Na passagem, Otelo foi levando outras peças do cenário: cadeiras, mastros, enfim, começou uma barafunda em cima do palco que ninguém mais se entendia. O público desandou a rir daquela confusão toda e a encenação do Presépio não pôde mais continuar.
Renato e seu grupo, que já tinham caído no chão com a passagem arrasadora do cãozinho, saíram do palco muito frustrados por não terem conseguido protestar direto. O elenco fixo da ONG não pode mostrar o seu “talento” eterno ao representar, porém, estavam, na verdade, até um tanto aliviados de, este ano, não fazerem a peça. Acabaram reconhecendo que todos os anos fazendo a mesma coisa, acabava enjoando um pouco. Acabaram até dando razão a Renato e seu grupo, e, resolveram que conversariam com Rogeria sobre uma possível substituição para o elenco do presépio do ano que vem.

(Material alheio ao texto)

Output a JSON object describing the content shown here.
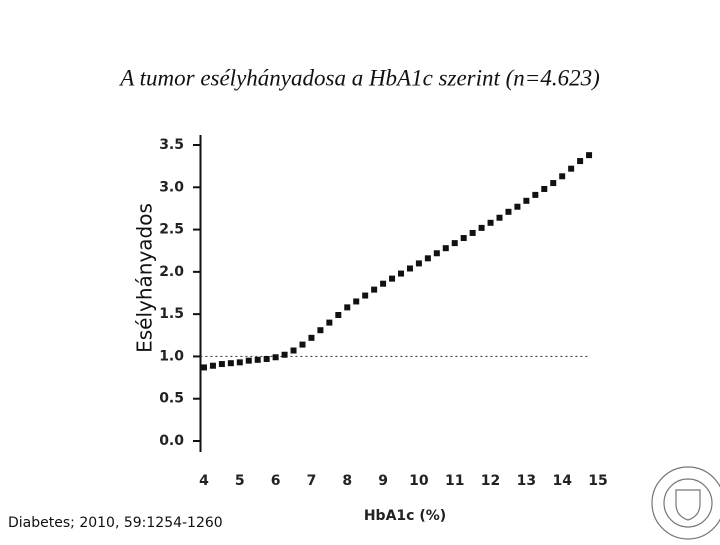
{
  "chart_data": {
    "type": "scatter",
    "title": "A tumor esélyhányadosa a HbA1c szerint (n=4.623)",
    "ylabel": "Esélyhányados",
    "xlabel": "HbA1c (%)",
    "source": "Diabetes; 2010, 59:1254-1260",
    "color": "#111111",
    "reference_line": 1,
    "x": [
      4.0,
      4.25,
      4.5,
      4.75,
      5.0,
      5.25,
      5.5,
      5.75,
      6.0,
      6.25,
      6.5,
      6.75,
      7.0,
      7.25,
      7.5,
      7.75,
      8.0,
      8.25,
      8.5,
      8.75,
      9.0,
      9.25,
      9.5,
      9.75,
      10.0,
      10.25,
      10.5,
      10.75,
      11.0,
      11.25,
      11.5,
      11.75,
      12.0,
      12.25,
      12.5,
      12.75,
      13.0,
      13.25,
      13.5,
      13.75,
      14.0,
      14.25,
      14.5,
      14.75
    ],
    "values": [
      0.87,
      0.89,
      0.91,
      0.92,
      0.93,
      0.95,
      0.96,
      0.97,
      0.99,
      1.02,
      1.07,
      1.14,
      1.22,
      1.31,
      1.4,
      1.49,
      1.58,
      1.65,
      1.72,
      1.79,
      1.86,
      1.92,
      1.98,
      2.04,
      2.1,
      2.16,
      2.22,
      2.28,
      2.34,
      2.4,
      2.46,
      2.52,
      2.58,
      2.64,
      2.71,
      2.77,
      2.84,
      2.91,
      2.98,
      3.05,
      3.13,
      3.22,
      3.31,
      3.38
    ],
    "xlim": [
      3.9,
      15.1
    ],
    "xticks": [
      4,
      5,
      6,
      7,
      8,
      9,
      10,
      11,
      12,
      13,
      14,
      15
    ],
    "ylim": [
      0,
      3.5
    ],
    "yticks": [
      {
        "value": 0,
        "label": "0.0"
      },
      0.5,
      {
        "value": 1,
        "label": "1.0"
      },
      1.5,
      {
        "value": 2,
        "label": "2.0"
      },
      2.5,
      {
        "value": 3,
        "label": "3.0"
      },
      3.5
    ]
  }
}
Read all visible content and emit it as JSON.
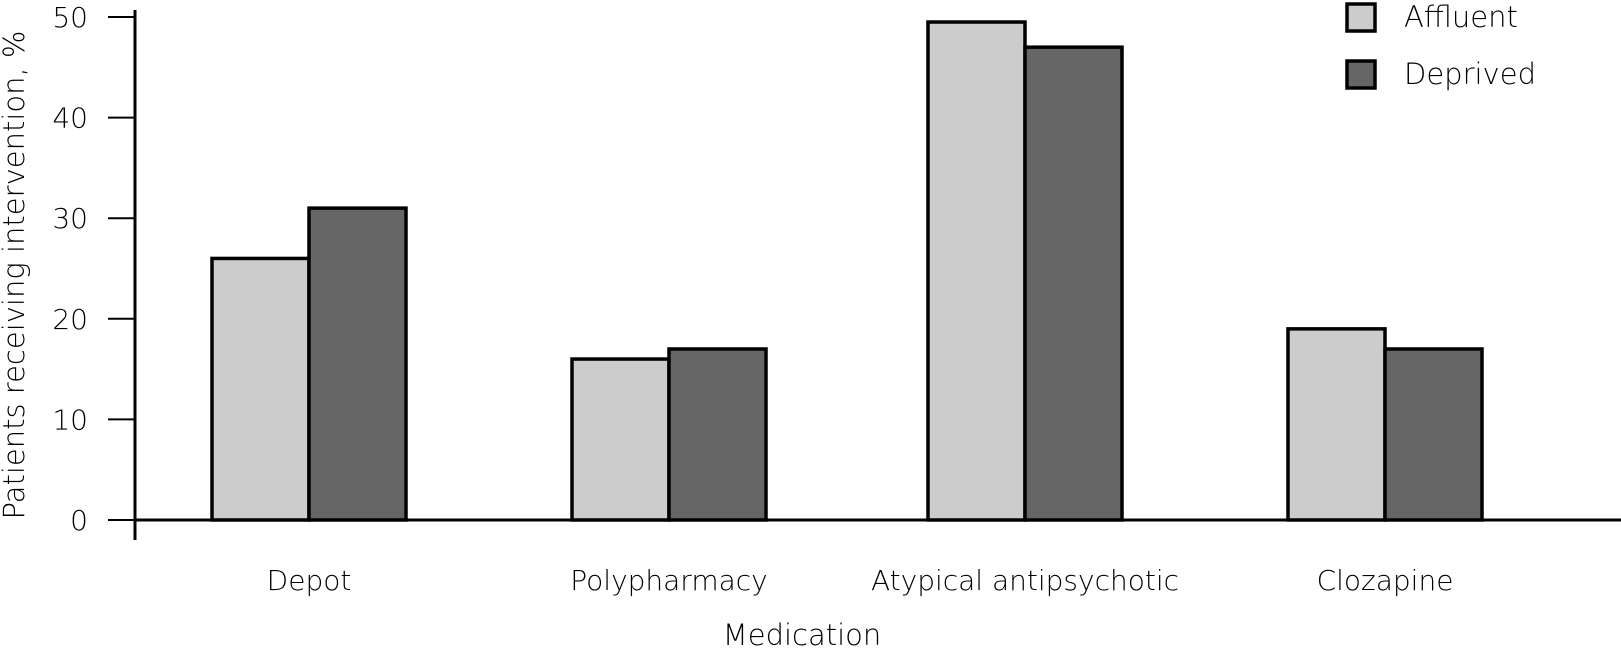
{
  "chart_data": {
    "type": "bar",
    "title": "",
    "xlabel": "Medication",
    "ylabel": "Patients receiving intervention, %",
    "categories": [
      "Depot",
      "Polypharmacy",
      "Atypical antipsychotic",
      "Clozapine"
    ],
    "series": [
      {
        "name": "Affluent",
        "color": "#cccccc",
        "values": [
          26,
          16,
          49.5,
          19
        ]
      },
      {
        "name": "Deprived",
        "color": "#666666",
        "values": [
          31,
          17,
          47,
          17
        ]
      }
    ],
    "ylim": [
      0,
      50
    ],
    "yticks": [
      "0",
      "10",
      "20",
      "30",
      "40",
      "50"
    ],
    "grid": false,
    "legend_position": "top-right",
    "bar_outline_color": "#000000"
  }
}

Todos acabaram se abraçando e reconhecendo que, na noite de Natal, não cabiam brigas e foram confraternizar todos juntos, ceando e cantando músicas de Natal..
E Otelo? Ah, esse, dormia pacificamente na manjedoura reservada para o bebê que iria representar o Menino Jesus no Presépio Vivo da ONG Futuro do Amanhã. Dormia o sono tranquilo de quem havia sido enviado para restaurar a paz entre todos na noite de Natal.